Antigamente, a anorexia aparecia vinculada aos jejuns religiosos, que se transformavam em verdadeira obsessão. No final do século passado, pode-se perceber uma luta por um padrão magérrimo de beleza. O padrão ideal é o das modelos, estimulado por estilistas que procuram melhor caimento para as roupas, atingindo mulheres cada vez mais jovens, suscetíveis aos apelos de uma sociedade consumista, levando à tirania que o ideal do corpo esquelético exerce nas pessoas. Percebemos isso abrindo qualquer página de revista, ligando a TV em qualquer canal ou quando nos deparamos em outros lugares com espaços preenchidos de dedicação ao culto do corpo e aos cuidados corporais.

O que se percebe hoje, na sociedade ocidental, é um desejo crescente por ser magra, caso contrário tem-se uma pessoa pouco atrativa, não saudável e indesejável. Tanto que hoje podemos dizer que fazer regime é um costume na nossa sociedade. Num padrão muito rígido, aprende-se que ser magra é ser feliz, objetivo e objeto de consumo. Nesse reducionismo, homens e mulheres travam uma batalha contra o próprio corpo.

Até pouco tempo, acreditava-se que a anorexia era um quadro que se desenvolvia somente nas cidades industrializadas. Porém, houve uma falta de estudo em outros locais. Hoje, sabe-se que a anorexia está presente também nas comunidades em que não se cultua um corpo magro.

A causa ainda é questionada, mas sabe-se que é decorrente de diversas questões: biológicas, psicológicas e ambientais. Como interagem entre si, é muito difícil assinalar uma única causa, chegando-se à conclusão de que elas se completam.
Muitas vezes, tal quadro é desencadeado por acontecimentos negativos ou estressantes como, por exemplo, a perda de emprego, mudança de cidade, término de um relacionamento, entrada na universidade ou casamento.


- Tratamento:


É indispensável um plano abrangente de tratamento, realizado por uma equipe multidisciplinar (psicólogos, psiquiatras, nutricionistas e endocrinologistas). Se necessário, também, pode haver hospitalização (em cerca de 10% dos casos) e uso de medicamento. Não há medicações específicas capazes de restaurar a correção da percepção corporal ou anseio em perder peso, mas, de forma paliativa, alguns antidepressivos podem ser utilizados.

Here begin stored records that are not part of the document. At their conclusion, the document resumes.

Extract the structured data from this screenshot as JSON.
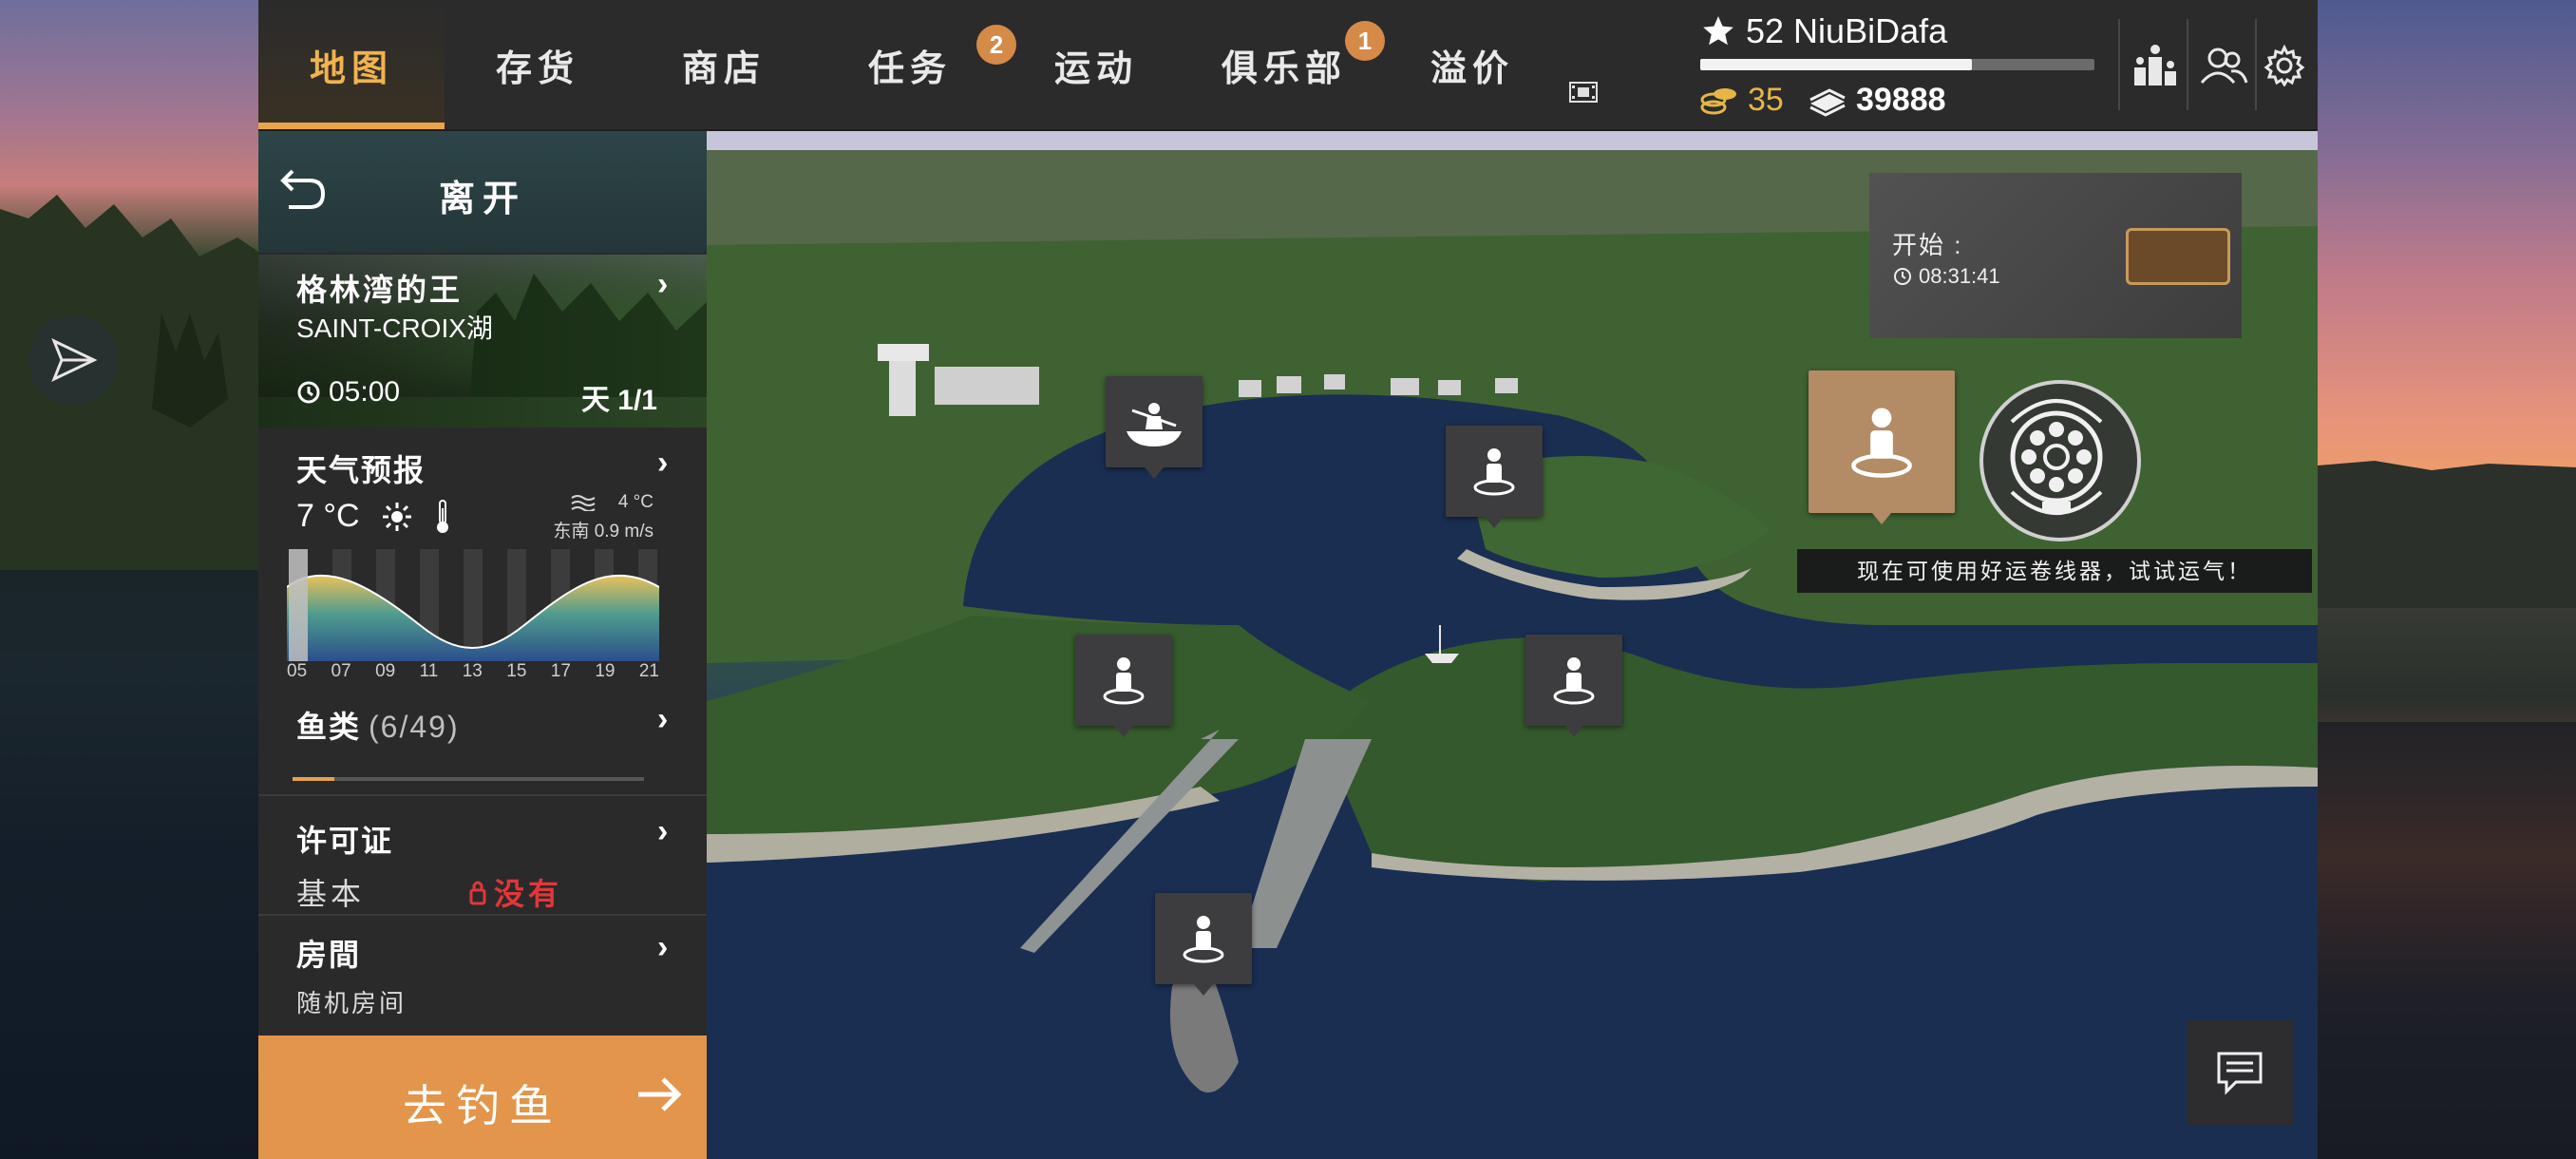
{
  "nav": {
    "tabs": [
      {
        "label": "地图",
        "active": true
      },
      {
        "label": "存货",
        "active": false
      },
      {
        "label": "商店",
        "active": false
      },
      {
        "label": "任务",
        "active": false,
        "badge": "2"
      },
      {
        "label": "运动",
        "active": false
      },
      {
        "label": "俱乐部",
        "active": false,
        "badge": "1"
      },
      {
        "label": "溢价",
        "active": false
      }
    ]
  },
  "player": {
    "level_name": "52 NiuBiDafa",
    "xp_progress": 0.69,
    "gold": "35",
    "cash": "39888"
  },
  "panel": {
    "leave_label": "离开",
    "location": {
      "title": "格林湾的王",
      "lake": "SAINT-CROIX湖",
      "time": "05:00",
      "day": "天 1/1"
    },
    "weather": {
      "title": "天气预报",
      "air_temp": "7 °C",
      "water_temp": "4 °C",
      "wind": "东南 0.9 m/s",
      "hours": [
        "05",
        "07",
        "09",
        "11",
        "13",
        "15",
        "17",
        "19",
        "21"
      ]
    },
    "fish": {
      "title": "鱼类",
      "count": "(6/49)",
      "progress": 0.12
    },
    "license": {
      "title": "许可证",
      "type": "基本",
      "status": "没有"
    },
    "room": {
      "title": "房間",
      "value": "随机房间"
    },
    "go_fishing_label": "去钓鱼"
  },
  "map": {
    "event": {
      "start_label": "开始 :",
      "time": "08:31:41"
    },
    "reel_tip": "现在可使用好运卷线器，试试运气！"
  },
  "colors": {
    "accent": "#e8a54a",
    "go_button": "#e2954b",
    "danger": "#e1373b",
    "gold": "#e6b548"
  }
}
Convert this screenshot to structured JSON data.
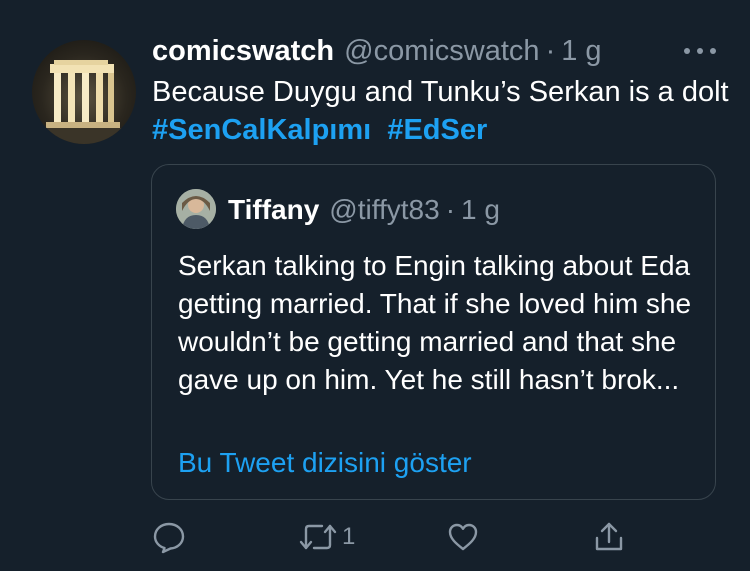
{
  "tweet": {
    "display_name": "comicswatch",
    "handle": "@comicswatch",
    "separator": "·",
    "time": "1 g",
    "text_prefix": "Because Duygu and Tunku’s Serkan is a dolt ",
    "hashtags": [
      "#SenCalKalpımı",
      "#EdSer"
    ]
  },
  "quoted_tweet": {
    "display_name": "Tiffany",
    "handle": "@tiffyt83",
    "separator": "·",
    "time": "1 g",
    "text": "Serkan talking to Engin talking about Eda getting married. That if she loved him she wouldn’t be getting married and that she gave up on him. Yet he still hasn’t brok...",
    "show_thread_label": "Bu Tweet dizisini göster"
  },
  "actions": {
    "reply_icon": "reply-icon",
    "retweet_icon": "retweet-icon",
    "retweet_count": "1",
    "like_icon": "heart-icon",
    "share_icon": "share-icon"
  },
  "colors": {
    "background": "#15202b",
    "text_primary": "#ffffff",
    "text_secondary": "#8b98a5",
    "accent": "#1da1f2",
    "border": "#38444d"
  }
}
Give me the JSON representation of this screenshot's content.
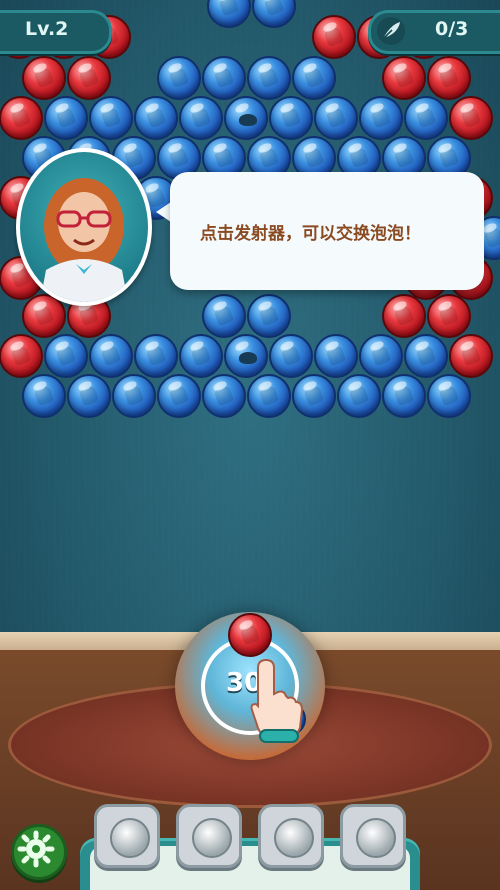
{
  "hud": {
    "level": "Lv.2",
    "feathers": "0/3"
  },
  "tutorial": {
    "message": "点击发射器，可以交换泡泡！"
  },
  "shooter": {
    "count": "30",
    "current_bubble_color": "red",
    "next_bubble_color": "blue"
  },
  "boosters": [
    {
      "name": "booster-1",
      "icon": "paint-bottle-icon"
    },
    {
      "name": "booster-2",
      "icon": "yarn-ball-icon"
    },
    {
      "name": "booster-3",
      "icon": "rocket-icon"
    },
    {
      "name": "booster-4",
      "icon": "flower-bomb-icon"
    }
  ],
  "colors": {
    "blue_bubble": "#1d56b8",
    "red_bubble": "#b3121c",
    "hud_teal": "#1b5963"
  }
}
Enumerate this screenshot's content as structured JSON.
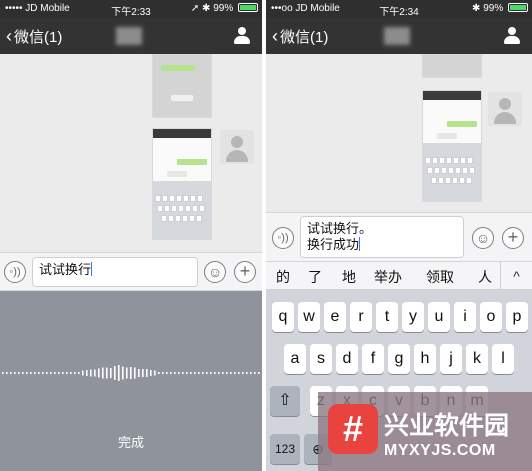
{
  "left_screen": {
    "status": {
      "carrier": "••••• JD Mobile",
      "wifi_icon": "wifi-icon",
      "time": "下午2:33",
      "battery": "99%",
      "battery_level": 0.99
    },
    "nav": {
      "back_label": "微信(1)"
    },
    "input": {
      "text": "试试换行"
    },
    "voice_panel": {
      "done_label": "完成"
    }
  },
  "right_screen": {
    "status": {
      "carrier": "•••oo JD Mobile",
      "wifi_icon": "wifi-icon",
      "time": "下午2:34",
      "battery": "99%",
      "battery_level": 0.99
    },
    "nav": {
      "back_label": "微信(1)"
    },
    "input": {
      "line1": "试试换行。",
      "line2": "换行成功"
    },
    "candidates": [
      "的",
      "了",
      "地",
      "举办",
      "领取",
      "人"
    ],
    "keyboard": {
      "row1": [
        "q",
        "w",
        "e",
        "r",
        "t",
        "y",
        "u",
        "i",
        "o",
        "p"
      ],
      "row2": [
        "a",
        "s",
        "d",
        "f",
        "g",
        "h",
        "j",
        "k",
        "l"
      ],
      "row3": [
        "z",
        "x",
        "c",
        "v",
        "b",
        "n",
        "m"
      ],
      "num_label": "123"
    }
  },
  "watermark": {
    "name": "兴业软件园",
    "url": "MYXYJS.COM",
    "logo_glyph": "#"
  },
  "colors": {
    "nav": "#333333",
    "chat_bg": "#ebebeb",
    "voice_panel": "#8f949c",
    "keyboard": "#d1d5db",
    "accent": "#2d7cf6",
    "watermark_logo": "#e8433e"
  }
}
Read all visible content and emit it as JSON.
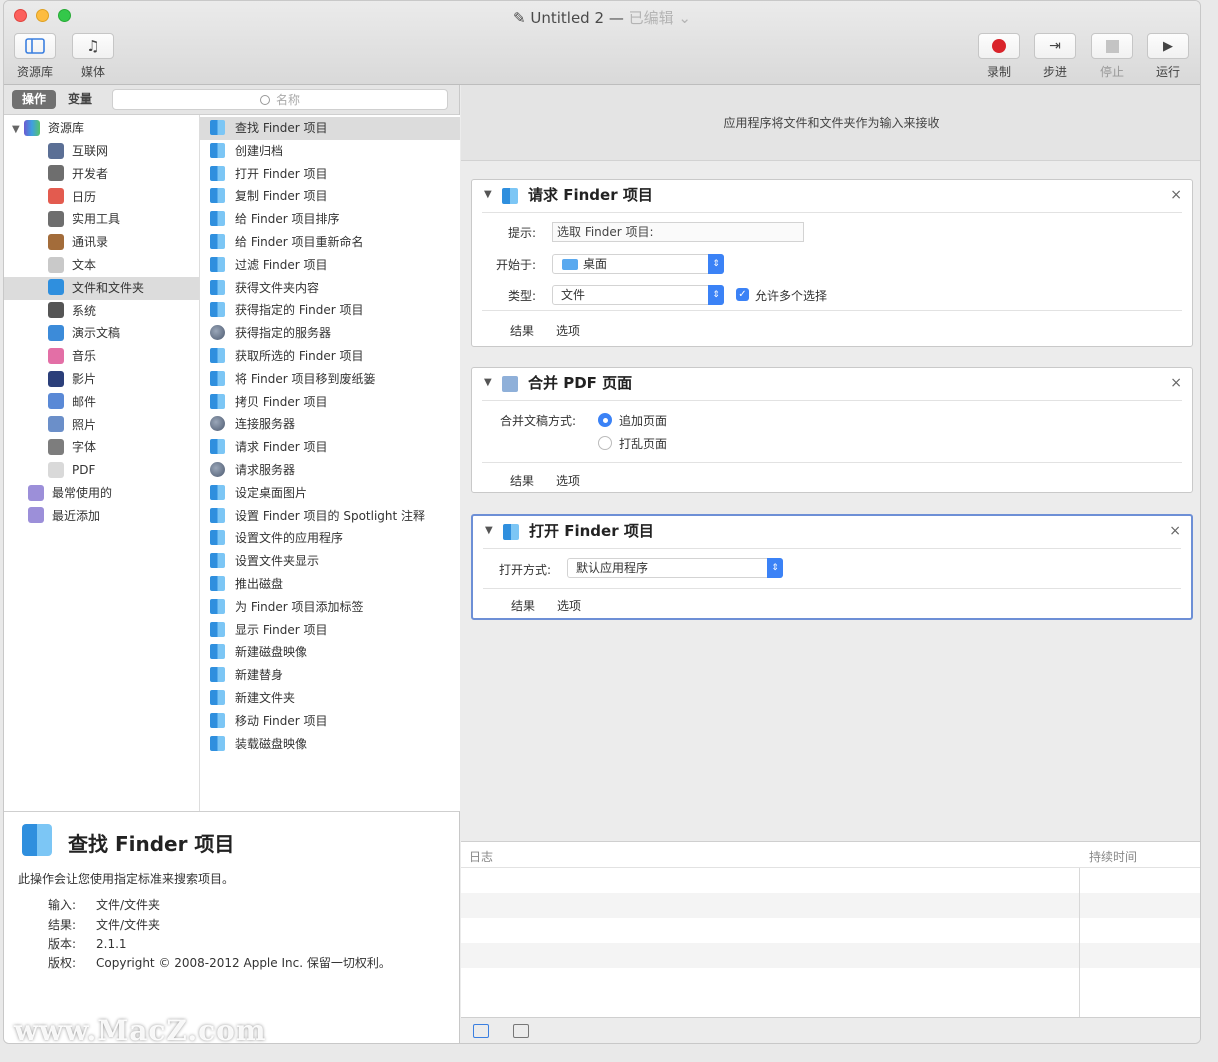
{
  "window": {
    "title": "Untitled 2",
    "title_separator": "—",
    "edited_label": "已编辑",
    "edited_chevron": "⌄"
  },
  "toolbar": {
    "library_label": "资源库",
    "media_label": "媒体",
    "record_label": "录制",
    "step_label": "步进",
    "stop_label": "停止",
    "run_label": "运行"
  },
  "filter": {
    "actions_tab": "操作",
    "variables_tab": "变量",
    "search_placeholder": "名称"
  },
  "library": {
    "root_label": "资源库",
    "items": [
      {
        "label": "互联网",
        "icon": "globe-icon",
        "color": "#5b6f95"
      },
      {
        "label": "开发者",
        "icon": "tools-icon",
        "color": "#6e6e6e"
      },
      {
        "label": "日历",
        "icon": "calendar-icon",
        "color": "#e35b4f"
      },
      {
        "label": "实用工具",
        "icon": "tools-icon",
        "color": "#6e6e6e"
      },
      {
        "label": "通讯录",
        "icon": "contacts-icon",
        "color": "#a36c3a"
      },
      {
        "label": "文本",
        "icon": "text-icon",
        "color": "#c9c9c9"
      },
      {
        "label": "文件和文件夹",
        "icon": "finder-icon",
        "color": "#2f8fde"
      },
      {
        "label": "系统",
        "icon": "system-icon",
        "color": "#555555"
      },
      {
        "label": "演示文稿",
        "icon": "presentation-icon",
        "color": "#3c8bd9"
      },
      {
        "label": "音乐",
        "icon": "music-icon",
        "color": "#e36fa6"
      },
      {
        "label": "影片",
        "icon": "movie-icon",
        "color": "#2b3f7a"
      },
      {
        "label": "邮件",
        "icon": "mail-icon",
        "color": "#5a89d6"
      },
      {
        "label": "照片",
        "icon": "photos-icon",
        "color": "#6b8fc9"
      },
      {
        "label": "字体",
        "icon": "fonts-icon",
        "color": "#7d7d7d"
      },
      {
        "label": "PDF",
        "icon": "pdf-icon",
        "color": "#d9d9d9"
      }
    ],
    "smart_folders": [
      {
        "label": "最常使用的",
        "icon": "smart-folder-icon",
        "color": "#9c8fd9"
      },
      {
        "label": "最近添加",
        "icon": "smart-folder-icon",
        "color": "#9c8fd9"
      }
    ],
    "selected_index": 6
  },
  "actions": {
    "items": [
      {
        "label": "查找 Finder 项目",
        "icon": "finder"
      },
      {
        "label": "创建归档",
        "icon": "finder"
      },
      {
        "label": "打开 Finder 项目",
        "icon": "finder"
      },
      {
        "label": "复制 Finder 项目",
        "icon": "finder"
      },
      {
        "label": "给 Finder 项目排序",
        "icon": "finder"
      },
      {
        "label": "给 Finder 项目重新命名",
        "icon": "finder"
      },
      {
        "label": "过滤 Finder 项目",
        "icon": "finder"
      },
      {
        "label": "获得文件夹内容",
        "icon": "finder"
      },
      {
        "label": "获得指定的 Finder 项目",
        "icon": "finder"
      },
      {
        "label": "获得指定的服务器",
        "icon": "globe"
      },
      {
        "label": "获取所选的 Finder 项目",
        "icon": "finder"
      },
      {
        "label": "将 Finder 项目移到废纸篓",
        "icon": "finder"
      },
      {
        "label": "拷贝 Finder 项目",
        "icon": "finder"
      },
      {
        "label": "连接服务器",
        "icon": "globe"
      },
      {
        "label": "请求 Finder 项目",
        "icon": "finder"
      },
      {
        "label": "请求服务器",
        "icon": "globe"
      },
      {
        "label": "设定桌面图片",
        "icon": "finder"
      },
      {
        "label": "设置 Finder 项目的 Spotlight 注释",
        "icon": "finder"
      },
      {
        "label": "设置文件的应用程序",
        "icon": "finder"
      },
      {
        "label": "设置文件夹显示",
        "icon": "finder"
      },
      {
        "label": "推出磁盘",
        "icon": "finder"
      },
      {
        "label": "为 Finder 项目添加标签",
        "icon": "finder"
      },
      {
        "label": "显示 Finder 项目",
        "icon": "finder"
      },
      {
        "label": "新建磁盘映像",
        "icon": "finder"
      },
      {
        "label": "新建替身",
        "icon": "finder"
      },
      {
        "label": "新建文件夹",
        "icon": "finder"
      },
      {
        "label": "移动 Finder 项目",
        "icon": "finder"
      },
      {
        "label": "装载磁盘映像",
        "icon": "finder"
      }
    ],
    "selected_index": 0
  },
  "description": {
    "title": "查找 Finder 项目",
    "text": "此操作会让您使用指定标准来搜索项目。",
    "input_key": "输入:",
    "input_val": "文件/文件夹",
    "result_key": "结果:",
    "result_val": "文件/文件夹",
    "version_key": "版本:",
    "version_val": "2.1.1",
    "copyright_key": "版权:",
    "copyright_val": "Copyright © 2008-2012 Apple Inc. 保留一切权利。"
  },
  "workflow": {
    "header_text": "应用程序将文件和文件夹作为输入来接收",
    "action1": {
      "title": "请求 Finder 项目",
      "prompt_label": "提示:",
      "prompt_value": "选取 Finder 项目:",
      "start_label": "开始于:",
      "start_value": "桌面",
      "type_label": "类型:",
      "type_value": "文件",
      "allow_multiple_label": "允许多个选择",
      "results_label": "结果",
      "options_label": "选项"
    },
    "action2": {
      "title": "合并 PDF 页面",
      "combine_label": "合并文稿方式:",
      "option_append": "追加页面",
      "option_shuffle": "打乱页面",
      "results_label": "结果",
      "options_label": "选项"
    },
    "action3": {
      "title": "打开 Finder 项目",
      "open_with_label": "打开方式:",
      "open_with_value": "默认应用程序",
      "results_label": "结果",
      "options_label": "选项"
    }
  },
  "log": {
    "log_label": "日志",
    "duration_label": "持续时间"
  },
  "watermark": "www.MacZ.com"
}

A função do psicólogo é ajudar no resgate da percepção corporal, levando ao aprendizado sobre como ser capaz de respeitar e aceitar o corpo. Para isso, a psicoterapia pode ser realizada individualmente, em grupo ou em família (é muito freqüente a necessidade de incluir pais ou outras fontes externas, para poder verificar outros aspectos da doença), visando à mudança do comportamento e das crenças. O objetivo é perceber o que o quadro tem a contar sobre a pessoa e a sua forma de estar em contato com o outro e com o mundo, responsabilizando-se pelas escolhas e pelo próprio comportamento.
Vale ressaltar que por ser um distúrbio de auto-imagem, de nada adianta coagir a (o) paciente a se alimentar. Antes disso, é necessário entender o problema e ajudá-la (o) a recuperar sua auto-imagem e auto-estima.

Os indivíduos com Anorexia comumente mantêm sua conduta oculta, recusam os sintomas e negam o problema, não se queixando de falta de apetite ou de perda de peso. Assim, recusam ao tratamento por não considerar seu comportamento errado, cabendo aos familiares a identificação, já que a pessoa não tem consciência da doença e não vai buscar auxílio por livre e espontânea vontade. Essas são as grandes dificuldades no tratamento: a demora na procura por atendimento especializado por parte da família, que se recusa em aceitar a doença (‘vai passar’, ‘é um capricho relacionado à idade’) e à recusa do paciente em aceitar ajuda.